Speed up loading 24-bit binary data into 16-bit numpy array

Question 1

It seems like you are being very roundabout here. Won't this do the same thing?

output = np.frombuffer(data,'b').reshape(-1,3)[:,1:].flatten().view('i2')

This would save some time from not zero-filling a temporary array, skipping the bitshift and avoiding some unneceessary data moves. I haven't actually benchmarked it yet, though, and I expect the savings to be modest.

Edit: I have now performed the benchmark. For len(data) of 12 million, I get 80 ms for your version and 39 ms for mine, so pretty much exactly a factor 2 speedup. Not a very big improvement, as expected, but then your starting point was already pretty fast.

Edit2: I should mention that I have assumed little endian here. However, the original question's code is also implicitly assuming little endian, so this is not a new assumption on my part.

(For big endian (data and architecture), you would replace 1: by :-1. If the data had a different endianness than the CPU, then you would also need to reverse the order of the bytes (::-1).)
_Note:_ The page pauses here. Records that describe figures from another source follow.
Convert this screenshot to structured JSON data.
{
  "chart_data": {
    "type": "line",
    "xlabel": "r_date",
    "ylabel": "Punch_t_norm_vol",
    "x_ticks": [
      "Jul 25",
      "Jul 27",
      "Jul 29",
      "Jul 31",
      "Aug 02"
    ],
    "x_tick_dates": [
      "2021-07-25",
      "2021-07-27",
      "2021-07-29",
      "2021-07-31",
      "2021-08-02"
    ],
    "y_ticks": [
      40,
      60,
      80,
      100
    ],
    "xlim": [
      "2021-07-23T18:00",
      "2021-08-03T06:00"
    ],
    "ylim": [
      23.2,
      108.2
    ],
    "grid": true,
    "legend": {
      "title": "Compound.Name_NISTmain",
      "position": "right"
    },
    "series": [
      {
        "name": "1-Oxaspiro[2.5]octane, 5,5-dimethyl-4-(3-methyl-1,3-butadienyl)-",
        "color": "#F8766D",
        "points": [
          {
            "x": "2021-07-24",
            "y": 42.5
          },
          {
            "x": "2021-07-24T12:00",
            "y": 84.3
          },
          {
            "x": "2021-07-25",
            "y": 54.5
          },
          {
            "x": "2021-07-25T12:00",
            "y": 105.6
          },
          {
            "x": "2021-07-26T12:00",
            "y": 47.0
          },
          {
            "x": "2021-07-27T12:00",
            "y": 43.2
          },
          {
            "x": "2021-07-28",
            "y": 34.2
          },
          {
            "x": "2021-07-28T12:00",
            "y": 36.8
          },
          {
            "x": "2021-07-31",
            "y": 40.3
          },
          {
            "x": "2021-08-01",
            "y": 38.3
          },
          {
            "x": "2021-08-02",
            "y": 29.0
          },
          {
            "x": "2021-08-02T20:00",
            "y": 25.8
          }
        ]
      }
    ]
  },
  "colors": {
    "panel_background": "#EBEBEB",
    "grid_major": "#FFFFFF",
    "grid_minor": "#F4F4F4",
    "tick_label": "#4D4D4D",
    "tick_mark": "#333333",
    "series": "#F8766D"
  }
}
Edit3: For even more speed, I think you will have to go outside python. This fortran function, which also uses openMP, gets me a factor 2+ speedup compared to my version (so 4+ times faster than yours).

subroutine f(a,b)
        implicit none
        integer*1, intent(in)  :: a(:)
        integer*1, intent(out) :: b(size(a)*2/3)
        integer :: i
        !$omp parallel do
        do i = 1, size(a)/3
                b(2*(i-1)+1) = a(3*(i-1)+2)
                b(2*(i-1)+2) = a(3*(i-1)+3)
        end do
        !$omp end parallel do
end subroutine

Compile with FOPT="-fopenmp" f2py -c -m basj{,.f90} -lgomp. You can then import and use it in python:

import basj
def convert(data): return def mine2(data): return basj.f(np.frombuffer(data,'b')).view('i2')

You can control the number of cores to use via the environment variavble OMP_NUM_THREADS, but it defaults to using all available cores.

Question 2

Inspired by @amaurea's answer, here is a cython version (I already used cython in my original code, so I'll continue with cython instead of mixing cython + fortran) :

import cython
import numpy as np
cimport numpy as np

def binary24_to_int16(char *data):
    cdef int i
    res = np.zeros(len(data)/3, np.int16)
    b = <char *>((<np.ndarray>res).data)
    for i in range(len(data)/3):
        b[2*i] = data[3*i+1]
        b[2*i+1] = data[3*i+2]
    return res

There is a factor 4 speed gain :)